The recent surge of national anthem protests in sports has polarised the nation, but at least Bruce Maxwell knows his hometown fans are on his side.

While NFL and NBA players have grown increasingly vocal on issues of racial inequality, MLB players have remained relatively quiet. On Saturday, Maxwell, a catcher for the Oakland Athletics, attempted to break that silence, dropping to one knee during the national anthem before a game against the Texas Rangers.

While some derided Maxwell’s gesture, many people supported it. On Monday night, the Alabama native made his first plate appearance since he began to kneel and received a nice ovation from the home crowd at the Oakland Coliseum.

Watch the moment below:

That reception may seem tame compared to some of the other crowd reactions we’ve seen over the years, but keep in mind that the Athletics have been eliminated from postseason contention and play in one of the most poorly regarded stadiums in the league. The cheers for Maxwell dwarfed all others in the 7-1 loss to Seattle.

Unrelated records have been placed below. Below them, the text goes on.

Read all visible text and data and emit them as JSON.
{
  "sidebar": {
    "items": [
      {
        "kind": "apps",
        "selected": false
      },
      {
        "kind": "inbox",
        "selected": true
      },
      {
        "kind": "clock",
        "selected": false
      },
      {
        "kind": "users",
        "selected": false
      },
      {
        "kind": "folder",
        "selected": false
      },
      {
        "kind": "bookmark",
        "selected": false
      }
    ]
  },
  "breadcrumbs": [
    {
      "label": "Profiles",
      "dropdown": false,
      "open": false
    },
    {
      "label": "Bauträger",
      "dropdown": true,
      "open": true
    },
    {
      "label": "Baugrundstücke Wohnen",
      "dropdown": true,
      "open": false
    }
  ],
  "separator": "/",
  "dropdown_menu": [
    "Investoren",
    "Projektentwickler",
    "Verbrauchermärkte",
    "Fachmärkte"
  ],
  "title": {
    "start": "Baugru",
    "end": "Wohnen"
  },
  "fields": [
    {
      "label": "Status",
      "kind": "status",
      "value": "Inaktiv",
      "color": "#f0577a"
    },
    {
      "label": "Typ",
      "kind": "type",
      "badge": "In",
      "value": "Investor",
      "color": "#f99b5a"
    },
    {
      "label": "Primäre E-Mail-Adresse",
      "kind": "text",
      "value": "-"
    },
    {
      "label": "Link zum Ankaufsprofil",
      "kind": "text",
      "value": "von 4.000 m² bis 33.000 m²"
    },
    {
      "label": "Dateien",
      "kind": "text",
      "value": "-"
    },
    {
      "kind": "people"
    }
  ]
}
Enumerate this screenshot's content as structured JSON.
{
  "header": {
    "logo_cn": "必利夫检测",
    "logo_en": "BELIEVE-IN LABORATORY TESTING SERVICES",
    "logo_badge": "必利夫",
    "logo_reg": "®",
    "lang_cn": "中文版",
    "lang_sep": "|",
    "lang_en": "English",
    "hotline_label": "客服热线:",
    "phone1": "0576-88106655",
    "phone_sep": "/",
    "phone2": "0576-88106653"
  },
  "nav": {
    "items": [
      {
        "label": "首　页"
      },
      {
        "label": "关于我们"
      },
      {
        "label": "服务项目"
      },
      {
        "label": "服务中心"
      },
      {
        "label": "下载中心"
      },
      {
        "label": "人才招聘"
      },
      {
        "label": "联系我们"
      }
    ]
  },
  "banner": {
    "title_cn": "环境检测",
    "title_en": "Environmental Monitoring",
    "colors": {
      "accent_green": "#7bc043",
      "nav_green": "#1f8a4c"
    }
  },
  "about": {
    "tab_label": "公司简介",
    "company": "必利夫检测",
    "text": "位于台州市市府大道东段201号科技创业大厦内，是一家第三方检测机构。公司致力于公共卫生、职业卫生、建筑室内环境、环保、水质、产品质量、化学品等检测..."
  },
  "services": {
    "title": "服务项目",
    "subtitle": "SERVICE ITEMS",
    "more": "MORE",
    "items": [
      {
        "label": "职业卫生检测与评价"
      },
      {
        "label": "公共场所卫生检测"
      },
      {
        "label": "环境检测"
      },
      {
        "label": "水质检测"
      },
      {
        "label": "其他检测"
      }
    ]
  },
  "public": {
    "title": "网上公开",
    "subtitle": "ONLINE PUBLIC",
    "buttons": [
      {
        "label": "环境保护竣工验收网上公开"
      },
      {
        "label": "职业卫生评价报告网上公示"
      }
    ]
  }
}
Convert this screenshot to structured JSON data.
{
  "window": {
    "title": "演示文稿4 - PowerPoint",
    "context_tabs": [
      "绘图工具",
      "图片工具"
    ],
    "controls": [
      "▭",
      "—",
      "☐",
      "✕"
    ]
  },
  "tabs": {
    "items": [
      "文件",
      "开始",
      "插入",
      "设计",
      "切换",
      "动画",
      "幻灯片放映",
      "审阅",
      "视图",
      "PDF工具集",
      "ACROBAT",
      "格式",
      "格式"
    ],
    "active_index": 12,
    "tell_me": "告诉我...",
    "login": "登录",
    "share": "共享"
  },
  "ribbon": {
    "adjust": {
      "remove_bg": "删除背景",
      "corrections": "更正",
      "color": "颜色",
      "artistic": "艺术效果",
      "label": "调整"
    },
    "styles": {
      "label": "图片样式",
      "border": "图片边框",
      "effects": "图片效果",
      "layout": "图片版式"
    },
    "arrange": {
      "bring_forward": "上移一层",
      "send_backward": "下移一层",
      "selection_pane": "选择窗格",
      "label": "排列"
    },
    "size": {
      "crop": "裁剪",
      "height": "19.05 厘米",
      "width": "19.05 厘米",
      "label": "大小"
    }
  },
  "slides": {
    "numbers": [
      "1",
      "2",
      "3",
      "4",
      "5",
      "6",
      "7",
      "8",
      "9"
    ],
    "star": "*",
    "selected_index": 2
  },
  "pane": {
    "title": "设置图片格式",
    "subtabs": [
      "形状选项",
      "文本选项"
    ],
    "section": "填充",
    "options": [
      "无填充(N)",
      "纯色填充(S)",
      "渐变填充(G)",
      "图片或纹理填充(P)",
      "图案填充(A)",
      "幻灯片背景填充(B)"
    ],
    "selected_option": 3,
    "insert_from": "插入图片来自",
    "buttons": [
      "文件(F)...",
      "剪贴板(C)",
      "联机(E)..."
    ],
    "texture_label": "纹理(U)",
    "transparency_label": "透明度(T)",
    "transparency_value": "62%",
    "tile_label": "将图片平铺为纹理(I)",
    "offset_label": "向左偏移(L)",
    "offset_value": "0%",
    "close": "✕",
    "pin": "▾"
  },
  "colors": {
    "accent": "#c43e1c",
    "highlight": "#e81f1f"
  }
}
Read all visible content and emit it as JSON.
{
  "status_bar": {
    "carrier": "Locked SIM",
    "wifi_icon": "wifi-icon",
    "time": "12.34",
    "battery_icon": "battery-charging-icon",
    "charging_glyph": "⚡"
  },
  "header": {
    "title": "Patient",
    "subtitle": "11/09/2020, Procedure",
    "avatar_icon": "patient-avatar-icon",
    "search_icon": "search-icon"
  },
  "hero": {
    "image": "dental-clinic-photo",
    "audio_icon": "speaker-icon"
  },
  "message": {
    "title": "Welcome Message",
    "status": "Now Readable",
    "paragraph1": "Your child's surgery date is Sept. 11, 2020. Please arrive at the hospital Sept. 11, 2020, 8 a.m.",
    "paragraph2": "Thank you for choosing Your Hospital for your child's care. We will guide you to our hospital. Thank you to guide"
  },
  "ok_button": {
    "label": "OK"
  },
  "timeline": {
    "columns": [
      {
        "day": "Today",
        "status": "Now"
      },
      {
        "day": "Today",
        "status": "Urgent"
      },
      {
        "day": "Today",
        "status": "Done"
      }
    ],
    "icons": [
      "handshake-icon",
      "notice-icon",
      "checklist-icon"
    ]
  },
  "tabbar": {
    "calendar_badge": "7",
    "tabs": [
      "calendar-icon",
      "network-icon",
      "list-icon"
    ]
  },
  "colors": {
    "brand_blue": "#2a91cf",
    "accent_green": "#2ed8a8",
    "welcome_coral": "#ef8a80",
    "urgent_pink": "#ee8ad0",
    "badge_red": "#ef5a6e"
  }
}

While Maxwell got a nice reaction from his fans, others have spoken out against him. The backstop responded over the weekend, clarifying the meaning behind his protest.

“The point of my kneeling is not to disrespect our military,” he said, according to Jane Lee of “It’s not to disrespect our constitution. It’s not to disrespect our country. My hand was over my heart because I love this country. I’ve had plenty of family members, including my father, that have bled for this country, that continue to serve for this country … But my kneeling is what is getting the attention, because I’m kneeling for the people who don’t have a voice.”

Maxwell has received support from around the league. Tampa Bay Rays ace Chris Archer, one of just 62 African American players to start this season on an MLB roster,┬ásaid that the protest was “as respectful as possible.”

“It’s a little bit tougher for baseball players to make that leap, but I think he was the right person to do it,” Archer said, per Gabe Lacques of USA Today.

Maxwell hasn’t been the only one to protest in the Coliseum. On Monday, an entire marching band from the Oakland Unified School District dropped to one knee while playing the national anthem.